Indonesia juga telah mengatur hal ini dalam konstitusi, yang tertuang dalam undang-undang tentang hak asasi manusia dalam pasal 28C ayat 1 yang berbunyi:
“setiap orang berhak mengembangkan diri melalui pemenuhan kebutuhan dasarnya, berhak mendapat pendidikan dan memperoleh manfaat dari ilmu pengetahuan dan teknologi, seni dan budaya, demi meningkatkan kualitas hidupnya dan demi kesejahteraan umat manusia”.

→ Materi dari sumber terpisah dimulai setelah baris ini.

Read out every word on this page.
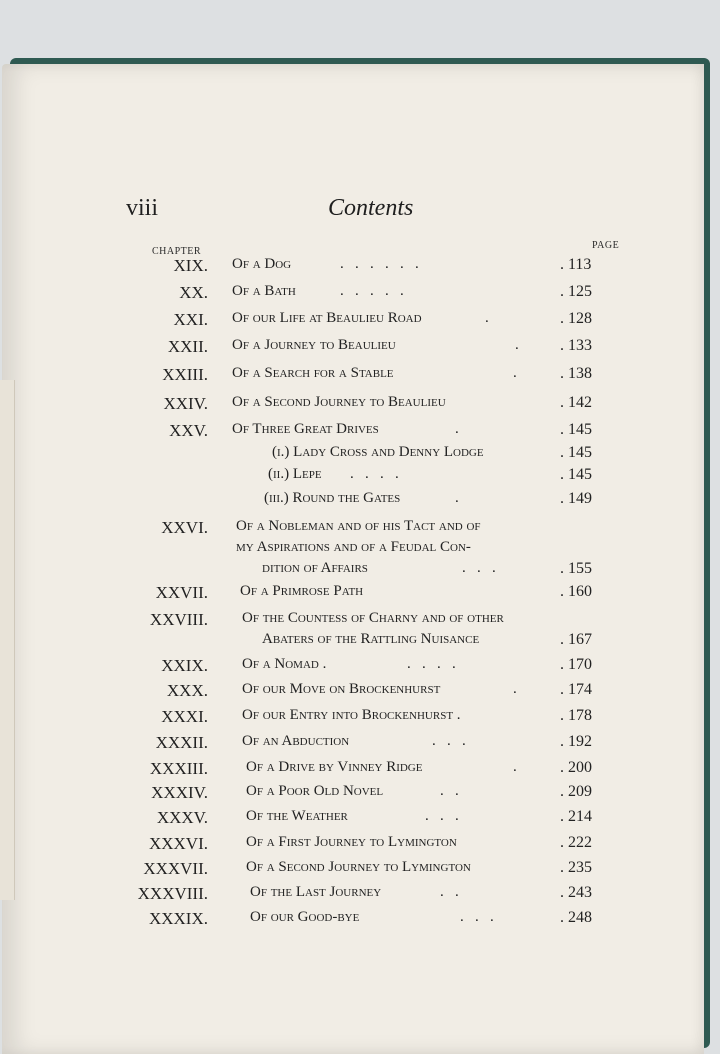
viii	Contents
CHAPTER
PAGE
XIX. Of a Dog	.   .   .   .   .   .	. 113
XX. Of a Bath	.   .   .   .   .	. 125
XXI. Of our Life at Beaulieu Road	.	. 128
XXII. Of a Journey to Beaulieu	.	. 133
XXIII. Of a Search for a Stable	.	. 138
XXIV. Of a Second Journey to Beaulieu	. 142
XXV. Of Three Great Drives	.	. 145
(i.) Lady Cross and Denny Lodge	. 145
(ii.) Lepe .   .   .   .	. 145
(iii.) Round the Gates	.	. 149
XXVI. Of a Nobleman and of his Tact and of
my Aspirations and of a Feudal Con-
dition of Affairs	.   .   .	. 155
XXVII. Of a Primrose Path	. 160
XXVIII. Of the Countess of Charny and of other
Abaters of the Rattling Nuisance	. 167
XXIX. Of a Nomad .	.   .   .   .	. 170
XXX. Of our Move on Brockenhurst	.	. 174
XXXI. Of our Entry into Brockenhurst .	. 178
XXXII. Of an Abduction	.   .   .	. 192
XXXIII.	Of a Drive by Vinney Ridge	.	. 200
XXXIV.	Of a Poor Old Novel	.   .	. 209
XXXV.	Of the Weather	.   .   .	. 214
XXXVI.	Of a First Journey to Lymington	. 222
XXXVII.	Of a Second Journey to Lymington	. 235
XXXVIII.	Of the Last Journey	.   .	. 243
XXXIX.	Of our Good-bye	.   .   .	. 248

Pasal tersebut menyebukatkan “setiap orang berhak” yang berarti baik laki-laki ataupun perempuan berhak atas hak tersebut, berhak mendapat pendidikan agar laki-laki ataupun perempuan dapat meningkatkan kualitas hidupnya. Jelas, yang dapat merubah dan meningkatkan kehidupan tak hanya laki-laki tapi juga perempuan. Maka sangat tak salah apabila perempuan mendapatkan pendidikan.

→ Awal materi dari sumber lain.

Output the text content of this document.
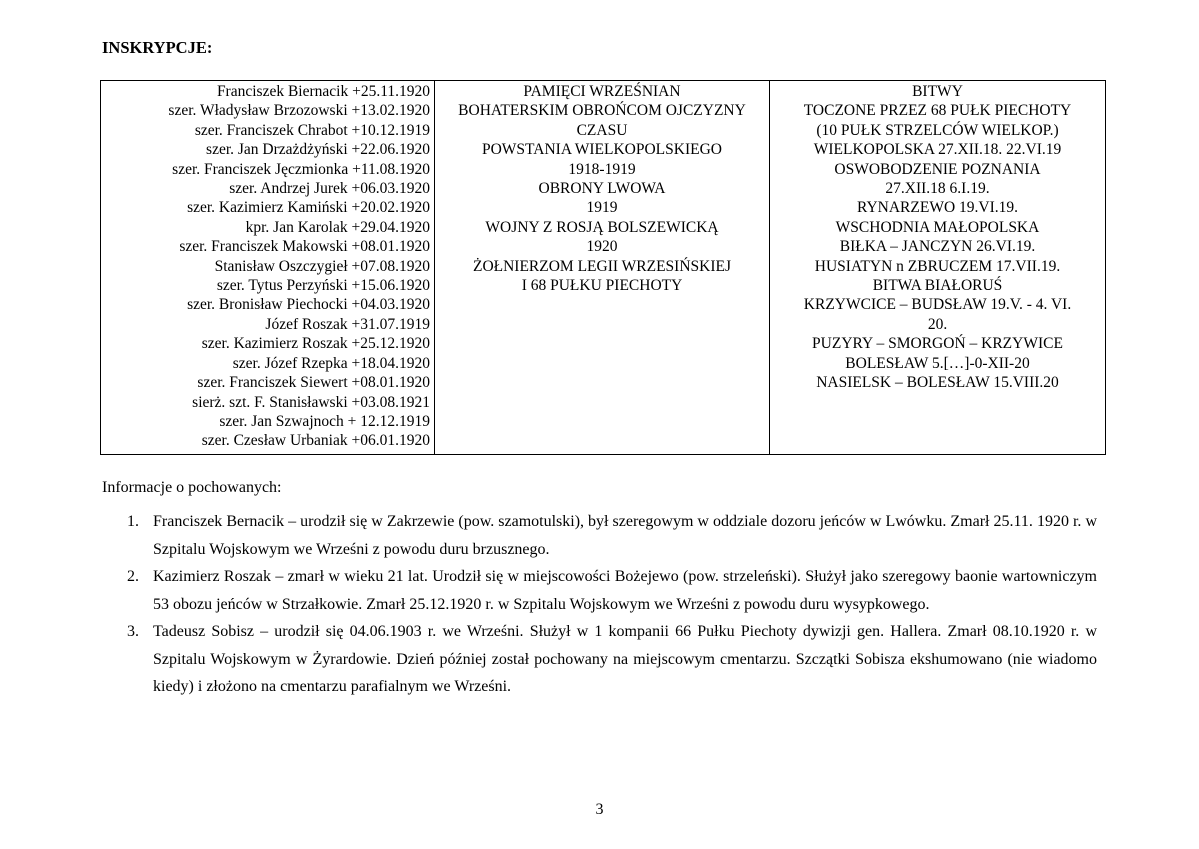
INSKRYPCJE:
Franciszek Biernacik +25.11.1920
szer. Władysław Brzozowski +13.02.1920
szer. Franciszek Chrabot +10.12.1919
szer. Jan Drzażdżyński +22.06.1920
szer. Franciszek Jęczmionka +11.08.1920
szer. Andrzej Jurek +06.03.1920
szer. Kazimierz Kamiński +20.02.1920
kpr. Jan Karolak +29.04.1920
szer. Franciszek Makowski +08.01.1920
Stanisław Oszczygieł +07.08.1920
szer. Tytus Perzyński +15.06.1920
szer. Bronisław Piechocki +04.03.1920
Józef Roszak +31.07.1919
szer. Kazimierz Roszak +25.12.1920
szer. Józef Rzepka +18.04.1920
szer. Franciszek Siewert +08.01.1920
sierż. szt. F. Stanisławski +03.08.1921
szer. Jan Szwajnoch + 12.12.1919
szer. Czesław Urbaniak +06.01.1920

PAMIĘCI WRZEŚNIAN
BOHATERSKIM OBROŃCOM OJCZYZNY
CZASU
POWSTANIA WIELKOPOLSKIEGO
1918-1919
OBRONY LWOWA
1919
WOJNY Z ROSJĄ BOLSZEWICKĄ
1920
ŻOŁNIERZOM LEGII WRZESIŃSKIEJ
I 68 PUŁKU PIECHOTY

BITWY
TOCZONE PRZEZ 68 PUŁK PIECHOTY
(10 PUŁK STRZELCÓW WIELKOP.)
WIELKOPOLSKA 27.XII.18. 22.VI.19
OSWOBODZENIE POZNANIA
27.XII.18 6.I.19.
RYNARZEWO 19.VI.19.
WSCHODNIA MAŁOPOLSKA
BIŁKA – JANCZYN 26.VI.19.
HUSIATYN n ZBRUCZEM 17.VII.19.
BITWA BIAŁORUŚ
KRZYWCICE – BUDSŁAW 19.V. - 4. VI. 20.
PUZYRY – SMORGOŃ – KRZYWICE
BOLESŁAW 5.[…]-0-XII-20
NASIELSK – BOLESŁAW 15.VIII.20
Informacje o pochowanych:
1. Franciszek Bernacik – urodził się w Zakrzewie (pow. szamotulski), był szeregowym w oddziale dozoru jeńców w Lwówku. Zmarł 25.11. 1920 r. w Szpitalu Wojskowym we Wrześni z powodu duru brzusznego.
2. Kazimierz Roszak – zmarł w wieku 21 lat. Urodził się w miejscowości Bożejewo (pow. strzeleński). Służył jako szeregowy baonie wartowniczym 53 obozu jeńców w Strzałkowie. Zmarł 25.12.1920 r. w Szpitalu Wojskowym we Wrześni z powodu duru wysypkowego.
3. Tadeusz Sobisz – urodził się 04.06.1903 r. we Wrześni. Służył w 1 kompanii 66 Pułku Piechoty dywizji gen. Hallera. Zmarł 08.10.1920 r. w Szpitalu Wojskowym w Żyrardowie. Dzień później został pochowany na miejscowym cmentarzu. Szczątki Sobisza ekshumowano (nie wiadomo kiedy) i złożono na cmentarzu parafialnym we Wrześni.
3
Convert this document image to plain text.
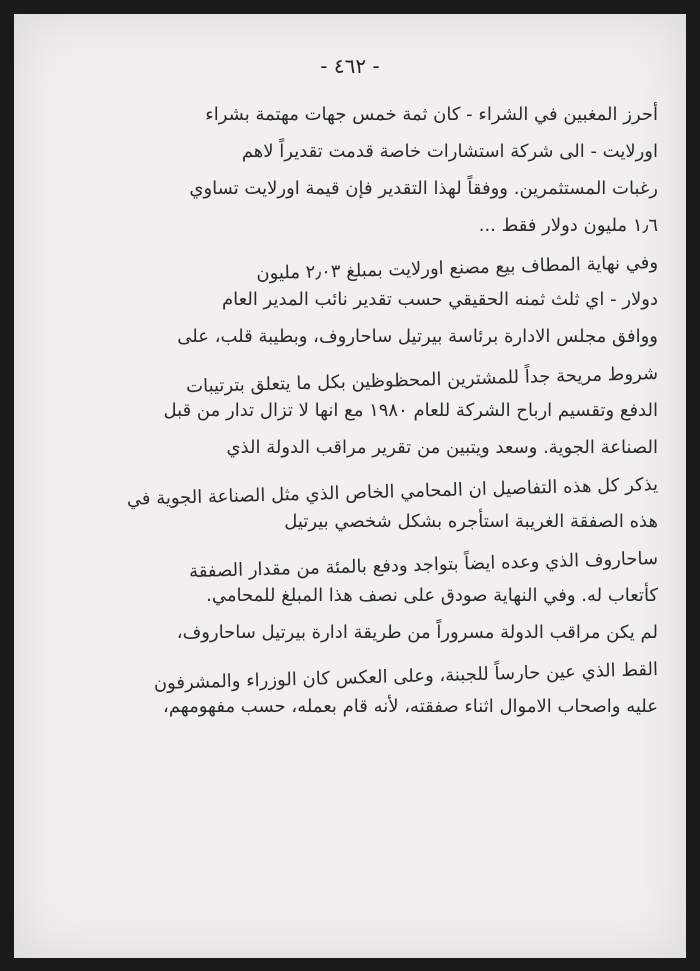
- ٤٦٢ -
أحرز المغبين في الشراء - كان ثمة خمس جهات مهتمة بشراء
اورلايت - الى شركة استشارات خاصة قدمت تقديراً لاهم
رغبات المستثمرين. ووفقاً لهذا التقدير فإن قيمة اورلايت تساوي
١٫٦ مليون دولار فقط ...
وفي نهاية المطاف بيع مصنع اورلايت بمبلغ ٢٫٠٣ مليون
دولار - اي ثلث ثمنه الحقيقي حسب تقدير نائب المدير العام
ووافق مجلس الادارة برئاسة بيرتيل ساحاروف، وبطيبة قلب، على
شروط مريحة جداً للمشترين المحظوظين بكل ما يتعلق بترتيبات
الدفع وتقسيم ارباح الشركة للعام ١٩٨٠ مع انها لا تزال تدار من قبل
الصناعة الجوية. وسعد ويتبين من تقرير مراقب الدولة الذي
يذكر كل هذه التفاصيل ان المحامي الخاص الذي مثل الصناعة الجوية في
هذه الصفقة الغريبة استأجره بشكل شخصي بيرتيل
ساحاروف الذي وعده ايضاً بتواجد ودفع بالمئة من مقدار الصفقة
كأتعاب له. وفي النهاية صودق على نصف هذا المبلغ للمحامي.
لم يكن مراقب الدولة مسروراً من طريقة ادارة بيرتيل ساحاروف،
القط الذي عين حارساً للجبنة، وعلى العكس كان الوزراء والمشرفون
عليه واصحاب الاموال اثناء صفقته، لأنه قام بعمله، حسب مفهومهم،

Semoga tak ada lagi kekhawatiran untuk memberi perempuan kesempatan yang layak untuk dapat berpendidikan. Apabila masyarakat telah sadar arti sebenarnya dari kodrat, segala pekerjaan yang selama ini ditimpakan sepenuhnya kepada perempuan dapat dikerjakan secara bahu-membahu oleh laki-laki dan perempuan, oleh suami dan istri. Sangatlah tepat apa yang disampaikan R.A. Kartini dalam suratnya, dari perempuanlah pertama-tama manusia mendapat pendidikan. Maka sangat baiklah apabila seorang Ibu juga seorang yang berpendidikan karena akan berdampak pada masa depan anak-anaknya, keluarganya dan dirinya sendiri.

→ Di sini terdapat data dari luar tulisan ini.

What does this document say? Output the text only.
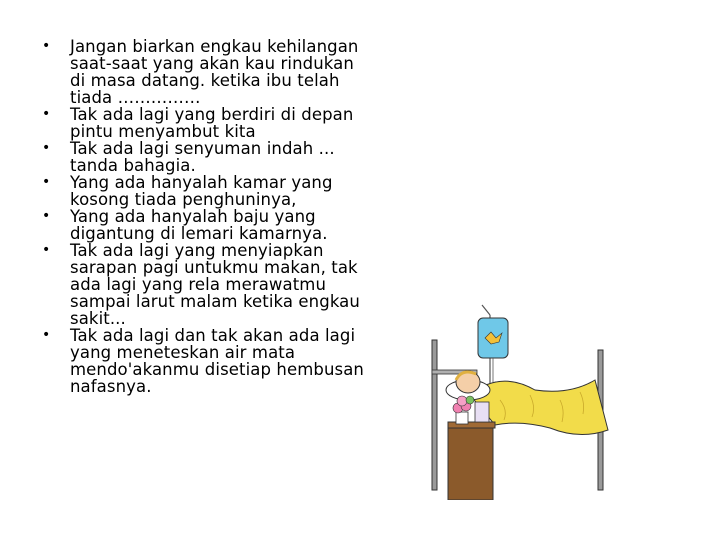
• Jangan biarkan engkau kehilangan saat-saat yang akan kau rindukan di masa datang. ketika ibu telah tiada ……………
• Tak ada lagi yang berdiri di depan pintu menyambut kita
• Tak ada lagi senyuman indah ... tanda bahagia.
• Yang ada hanyalah kamar yang kosong tiada penghuninya,
• Yang ada hanyalah baju yang digantung di lemari kamarnya.
• Tak ada lagi yang menyiapkan sarapan pagi untukmu makan, tak ada lagi yang rela merawatmu sampai larut malam ketika engkau sakit...
• Tak ada lagi dan tak akan ada lagi yang meneteskan air mata mendo'akanmu disetiap hembusan nafasnya.
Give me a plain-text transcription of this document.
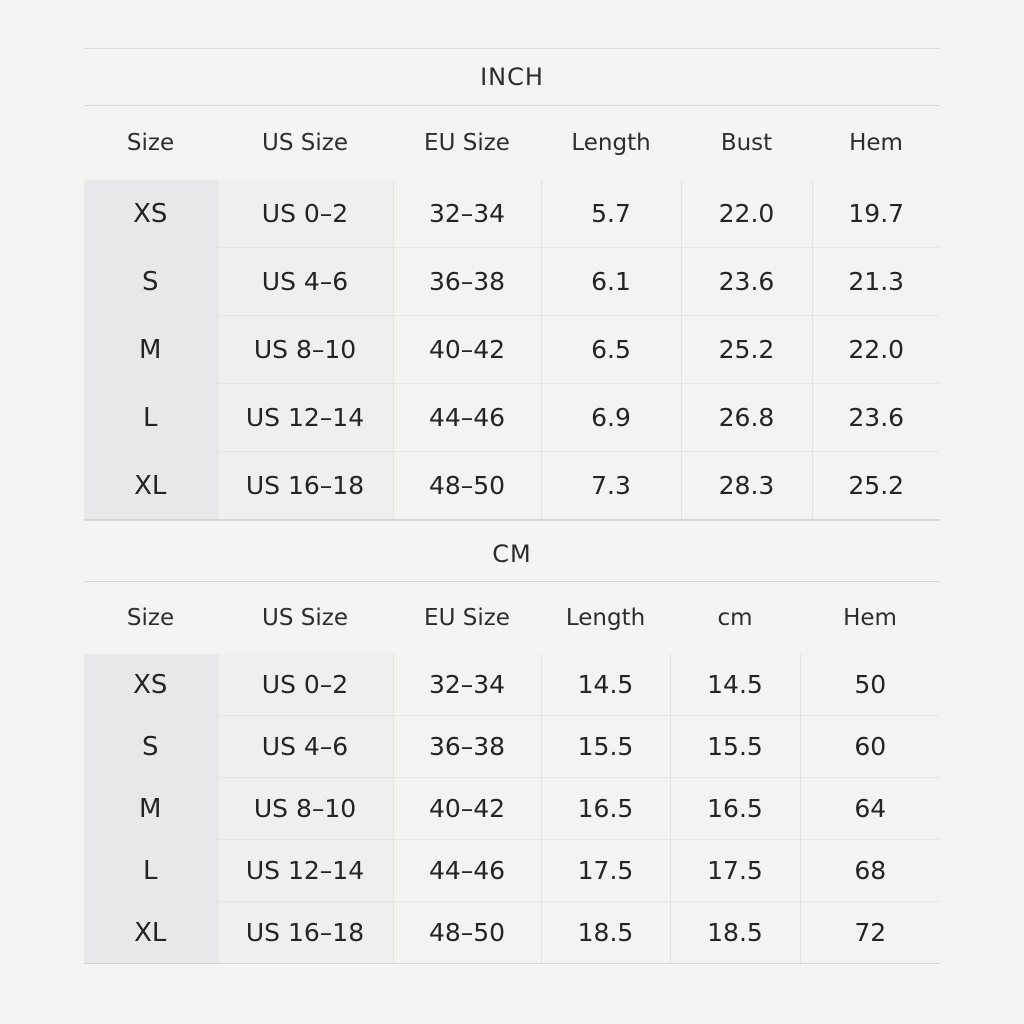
INCH
Size	US Size	EU Size	Length	Bust	Hem
XS	US 0–2	32–34	5.7	22.0	19.7
S	US 4–6	36–38	6.1	23.6	21.3
M	US 8–10	40–42	6.5	25.2	22.0
L	US 12–14	44–46	6.9	26.8	23.6
XL	US 16–18	48–50	7.3	28.3	25.2
CM
Size	US Size	EU Size	Length	cm	Hem
XS	US 0–2	32–34	14.5	14.5	50
S	US 4–6	36–38	15.5	15.5	60
M	US 8–10	40–42	16.5	16.5	64
L	US 12–14	44–46	17.5	17.5	68
XL	US 16–18	48–50	18.5	18.5	72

Tulisan ini dibuat dalam rangka refleksi diri untuk mengenang perjuangan dari R. A. Kartini yang tak lama lagi hari kelahirannya akan kita peringati bersama-sama pada 21 April mendatang, dan mengenang pejuang perempuan lainnya. Mari teruskan perjuangan mereka, jangan kita sia-siakan.